While the RBI is likely to highlight the risk of rise in crude prices, it could be reiterated that on an average the import basket price for crude should remain subdued and comfortable.
-US Fed is unlikely to raise rates in its June meet, the RBI is likely to wait for its guidance on rate trajectory and reiterate that global risks remain more or less balanced for now.
- Assuming a normal monsoon, a restrained hike in the minimum support price (MSP), and only partial implementation of Seventh Pay Commission recommendations, the inflationary pressures are likely to remain muted.
Clarifications on Liquidity management:
- The critical part of the statement could be clarification and guidance on liquidity infusion.
-Hope that the RBI will shed light on the following questions.
1.What exactly does the RBI mean by liquidity neutrality?
2.How will the seasonal fluctuations in liquidity drivers like government spending (the analogue is liquidity draining cash balances with the RBI) affect its strategy?
3.What exactly is the time-frame over which the RBI will reach this ‘neutral regime’?
The report also analyses the quantum of open market operations (OMOs) that are required to reach a ‘liquidity neutral’ regime.
HDFC Bank has suggested the following approaches that are likely to be taken in terms of OMOs:
Approach 1: With a simple model matching money supply and demand in the economy, the RBI could be targeting around 16 percent growth in reserve money for FY17.
This is assuming income elasticity of money demand at around 1.4 for India (1 percent increase in income requires 1.4 percent increase in money supply).
Thus, with a likely real GDP growth of 7.8 percent in FY17 and 5 percent inflation, the RBI could seek to create Rs 3.5 trillion of reserve money over FY17.
Approach 2: A basic money demand model based on GDP growth does not capture RBI’s explicit intent to move the banking system from a deficit to a neutral regime.
If we assume reserve money growth for FY17 similar to last year's and take into account the incremental impact of removing the extant liquidity deficit, then the reserve money creation could be Rs 3.9 trillion (+18 percent).

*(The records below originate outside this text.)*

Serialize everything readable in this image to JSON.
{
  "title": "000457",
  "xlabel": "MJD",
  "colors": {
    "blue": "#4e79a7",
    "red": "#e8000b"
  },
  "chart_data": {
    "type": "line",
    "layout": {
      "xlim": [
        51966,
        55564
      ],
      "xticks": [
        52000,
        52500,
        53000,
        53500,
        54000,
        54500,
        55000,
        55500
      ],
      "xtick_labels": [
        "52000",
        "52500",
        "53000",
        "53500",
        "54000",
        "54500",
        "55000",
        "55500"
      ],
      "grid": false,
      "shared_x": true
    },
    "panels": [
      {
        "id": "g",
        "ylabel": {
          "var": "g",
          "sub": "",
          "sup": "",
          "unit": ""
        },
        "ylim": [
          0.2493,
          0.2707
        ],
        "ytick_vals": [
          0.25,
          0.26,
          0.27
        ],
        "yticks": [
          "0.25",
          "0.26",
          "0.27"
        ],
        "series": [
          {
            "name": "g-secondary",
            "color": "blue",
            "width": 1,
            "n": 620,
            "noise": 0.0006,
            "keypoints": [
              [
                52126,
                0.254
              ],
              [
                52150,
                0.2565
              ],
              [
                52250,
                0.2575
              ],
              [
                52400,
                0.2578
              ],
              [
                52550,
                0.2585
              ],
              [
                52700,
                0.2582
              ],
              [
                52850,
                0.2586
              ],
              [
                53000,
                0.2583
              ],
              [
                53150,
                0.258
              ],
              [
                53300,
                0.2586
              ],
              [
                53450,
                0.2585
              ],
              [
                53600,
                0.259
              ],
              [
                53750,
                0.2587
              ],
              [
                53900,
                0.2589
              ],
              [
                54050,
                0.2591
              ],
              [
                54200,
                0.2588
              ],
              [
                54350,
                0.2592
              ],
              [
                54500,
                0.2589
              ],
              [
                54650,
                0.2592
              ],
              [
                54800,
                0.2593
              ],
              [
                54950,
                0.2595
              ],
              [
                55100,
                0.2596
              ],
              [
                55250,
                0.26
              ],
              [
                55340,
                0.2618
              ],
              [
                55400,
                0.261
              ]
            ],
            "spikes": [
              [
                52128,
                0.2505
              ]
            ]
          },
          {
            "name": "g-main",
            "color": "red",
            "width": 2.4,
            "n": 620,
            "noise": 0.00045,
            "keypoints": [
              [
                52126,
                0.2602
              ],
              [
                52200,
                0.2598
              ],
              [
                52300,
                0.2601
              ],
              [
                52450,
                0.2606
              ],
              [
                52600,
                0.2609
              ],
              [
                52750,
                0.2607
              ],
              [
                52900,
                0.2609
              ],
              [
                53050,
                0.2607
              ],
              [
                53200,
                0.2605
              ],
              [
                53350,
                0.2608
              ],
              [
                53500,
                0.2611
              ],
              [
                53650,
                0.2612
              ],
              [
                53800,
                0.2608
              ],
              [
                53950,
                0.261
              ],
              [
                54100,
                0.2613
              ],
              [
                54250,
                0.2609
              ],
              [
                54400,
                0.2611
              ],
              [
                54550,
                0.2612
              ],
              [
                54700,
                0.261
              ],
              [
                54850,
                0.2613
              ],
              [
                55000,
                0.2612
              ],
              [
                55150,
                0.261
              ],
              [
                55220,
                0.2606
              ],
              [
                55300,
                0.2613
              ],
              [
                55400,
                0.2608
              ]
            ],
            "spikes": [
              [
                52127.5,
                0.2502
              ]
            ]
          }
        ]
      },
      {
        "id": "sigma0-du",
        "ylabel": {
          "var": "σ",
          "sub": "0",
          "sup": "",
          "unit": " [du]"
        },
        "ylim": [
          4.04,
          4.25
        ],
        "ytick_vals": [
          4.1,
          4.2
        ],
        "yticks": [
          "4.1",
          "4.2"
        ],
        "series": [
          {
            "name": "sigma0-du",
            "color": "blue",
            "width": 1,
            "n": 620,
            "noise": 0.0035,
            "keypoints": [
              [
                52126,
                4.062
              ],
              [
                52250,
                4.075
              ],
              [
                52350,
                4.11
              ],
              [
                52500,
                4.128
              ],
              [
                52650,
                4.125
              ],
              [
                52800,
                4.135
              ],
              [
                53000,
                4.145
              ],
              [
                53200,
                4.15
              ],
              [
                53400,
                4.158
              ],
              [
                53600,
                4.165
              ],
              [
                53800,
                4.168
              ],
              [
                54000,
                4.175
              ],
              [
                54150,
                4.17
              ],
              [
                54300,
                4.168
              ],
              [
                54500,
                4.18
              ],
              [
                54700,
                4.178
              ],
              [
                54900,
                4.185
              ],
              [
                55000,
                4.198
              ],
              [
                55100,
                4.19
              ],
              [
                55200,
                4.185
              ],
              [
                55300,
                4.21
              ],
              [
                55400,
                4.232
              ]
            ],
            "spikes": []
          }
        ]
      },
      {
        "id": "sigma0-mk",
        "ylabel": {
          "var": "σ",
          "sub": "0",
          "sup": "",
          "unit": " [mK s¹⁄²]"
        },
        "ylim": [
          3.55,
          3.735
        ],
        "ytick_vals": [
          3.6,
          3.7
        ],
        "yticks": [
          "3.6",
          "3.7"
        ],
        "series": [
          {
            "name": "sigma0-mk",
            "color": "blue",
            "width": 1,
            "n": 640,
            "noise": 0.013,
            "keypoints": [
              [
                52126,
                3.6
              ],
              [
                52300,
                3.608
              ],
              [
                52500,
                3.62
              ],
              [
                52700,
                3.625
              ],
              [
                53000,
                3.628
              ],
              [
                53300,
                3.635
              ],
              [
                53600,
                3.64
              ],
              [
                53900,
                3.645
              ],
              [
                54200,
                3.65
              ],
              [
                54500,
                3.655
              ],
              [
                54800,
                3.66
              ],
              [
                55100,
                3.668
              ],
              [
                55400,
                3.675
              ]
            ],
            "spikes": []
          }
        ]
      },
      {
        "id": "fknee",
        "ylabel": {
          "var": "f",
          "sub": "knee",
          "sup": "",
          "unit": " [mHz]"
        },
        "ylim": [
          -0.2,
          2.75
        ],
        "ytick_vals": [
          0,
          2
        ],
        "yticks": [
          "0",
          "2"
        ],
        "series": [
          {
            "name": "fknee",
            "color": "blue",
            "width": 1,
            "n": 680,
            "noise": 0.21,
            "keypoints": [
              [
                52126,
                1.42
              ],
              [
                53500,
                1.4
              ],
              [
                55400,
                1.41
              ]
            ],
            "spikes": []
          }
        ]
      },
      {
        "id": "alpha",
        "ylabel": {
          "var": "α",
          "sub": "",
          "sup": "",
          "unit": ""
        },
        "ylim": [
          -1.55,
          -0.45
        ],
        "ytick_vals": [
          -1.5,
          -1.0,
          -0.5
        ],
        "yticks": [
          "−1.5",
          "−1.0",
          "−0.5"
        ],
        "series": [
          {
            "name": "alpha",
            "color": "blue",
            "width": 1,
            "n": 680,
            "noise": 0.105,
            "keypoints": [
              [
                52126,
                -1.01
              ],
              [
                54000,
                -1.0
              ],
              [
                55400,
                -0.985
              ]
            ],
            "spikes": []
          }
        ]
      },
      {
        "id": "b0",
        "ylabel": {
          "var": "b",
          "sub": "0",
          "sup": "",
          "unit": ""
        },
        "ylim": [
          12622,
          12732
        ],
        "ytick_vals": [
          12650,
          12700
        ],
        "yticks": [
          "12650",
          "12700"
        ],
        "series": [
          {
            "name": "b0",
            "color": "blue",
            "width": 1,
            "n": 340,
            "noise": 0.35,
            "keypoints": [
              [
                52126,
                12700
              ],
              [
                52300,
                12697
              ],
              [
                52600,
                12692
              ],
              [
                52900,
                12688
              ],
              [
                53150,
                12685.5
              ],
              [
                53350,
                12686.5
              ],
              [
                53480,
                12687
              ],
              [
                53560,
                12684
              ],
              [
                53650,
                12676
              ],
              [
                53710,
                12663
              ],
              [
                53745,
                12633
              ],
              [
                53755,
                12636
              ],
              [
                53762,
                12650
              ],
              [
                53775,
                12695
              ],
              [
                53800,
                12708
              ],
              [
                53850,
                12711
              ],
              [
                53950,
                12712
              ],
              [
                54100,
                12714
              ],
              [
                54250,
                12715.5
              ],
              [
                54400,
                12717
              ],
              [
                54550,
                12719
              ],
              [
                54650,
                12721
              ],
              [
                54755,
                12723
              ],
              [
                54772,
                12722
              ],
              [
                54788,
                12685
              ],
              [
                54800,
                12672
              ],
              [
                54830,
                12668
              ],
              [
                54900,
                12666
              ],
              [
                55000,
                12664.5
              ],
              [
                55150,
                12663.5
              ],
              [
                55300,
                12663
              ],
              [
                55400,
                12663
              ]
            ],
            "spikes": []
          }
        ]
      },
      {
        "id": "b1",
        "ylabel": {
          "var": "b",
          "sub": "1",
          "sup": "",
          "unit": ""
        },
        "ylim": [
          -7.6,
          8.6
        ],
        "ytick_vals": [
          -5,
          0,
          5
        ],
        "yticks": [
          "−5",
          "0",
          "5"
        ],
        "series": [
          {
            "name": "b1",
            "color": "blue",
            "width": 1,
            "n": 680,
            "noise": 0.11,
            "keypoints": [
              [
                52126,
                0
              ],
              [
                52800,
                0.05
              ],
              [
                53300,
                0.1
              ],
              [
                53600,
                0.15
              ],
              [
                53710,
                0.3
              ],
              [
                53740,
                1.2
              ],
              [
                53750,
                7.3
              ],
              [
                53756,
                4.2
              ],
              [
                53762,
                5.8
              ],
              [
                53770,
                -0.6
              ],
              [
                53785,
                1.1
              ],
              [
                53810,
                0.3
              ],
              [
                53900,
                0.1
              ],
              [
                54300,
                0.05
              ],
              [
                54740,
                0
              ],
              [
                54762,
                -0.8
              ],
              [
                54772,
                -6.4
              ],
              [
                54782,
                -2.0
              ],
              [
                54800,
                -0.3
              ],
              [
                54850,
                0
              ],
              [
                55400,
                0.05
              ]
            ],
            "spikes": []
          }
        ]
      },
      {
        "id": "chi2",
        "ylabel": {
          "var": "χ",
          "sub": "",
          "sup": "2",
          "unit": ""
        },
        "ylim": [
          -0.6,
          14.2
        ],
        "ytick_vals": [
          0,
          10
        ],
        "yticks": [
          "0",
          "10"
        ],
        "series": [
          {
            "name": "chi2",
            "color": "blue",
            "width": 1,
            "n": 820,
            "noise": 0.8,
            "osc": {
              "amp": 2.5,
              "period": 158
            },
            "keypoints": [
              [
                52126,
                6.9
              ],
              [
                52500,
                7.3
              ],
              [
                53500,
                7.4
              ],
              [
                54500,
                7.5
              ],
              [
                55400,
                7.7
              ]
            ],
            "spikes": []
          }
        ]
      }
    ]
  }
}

This also takes into account the rise in bank deposits during the year.
Approach 3: Both the above-mentioned approaches do not take into account the recent concern for the banking sector liquidity – currency leakage with the public.
While there are theories talking about higher ATM withdrawals to save the hike in transaction tax, election related spending and hike in services tax among many others, we believe that if this becomes a structural problem, then RBI could be doing additional OMOs to encounter the problem.
In this regard, assuming that the recent surge in currency with public persists through the year, the reserve money creation could be around Rs 4.9 trillion in FY17 (+22 percent).
This is an extended framework of approach 2 mentioned above.
Thus, depending on the extent of foreign capital inflows, combining all the above-mentioned approaches, OMOs could be in the range of Rs 85 billion to 340 billion per month.
At the current pace, the RBI is largely relying on OMOs with an average infusion of Rs. 350 billion per month.This of course, is in addition to the cyclical demands met through the repo window and term-repos, on the basis of government’s cash balance with the RBI and other transitory factors.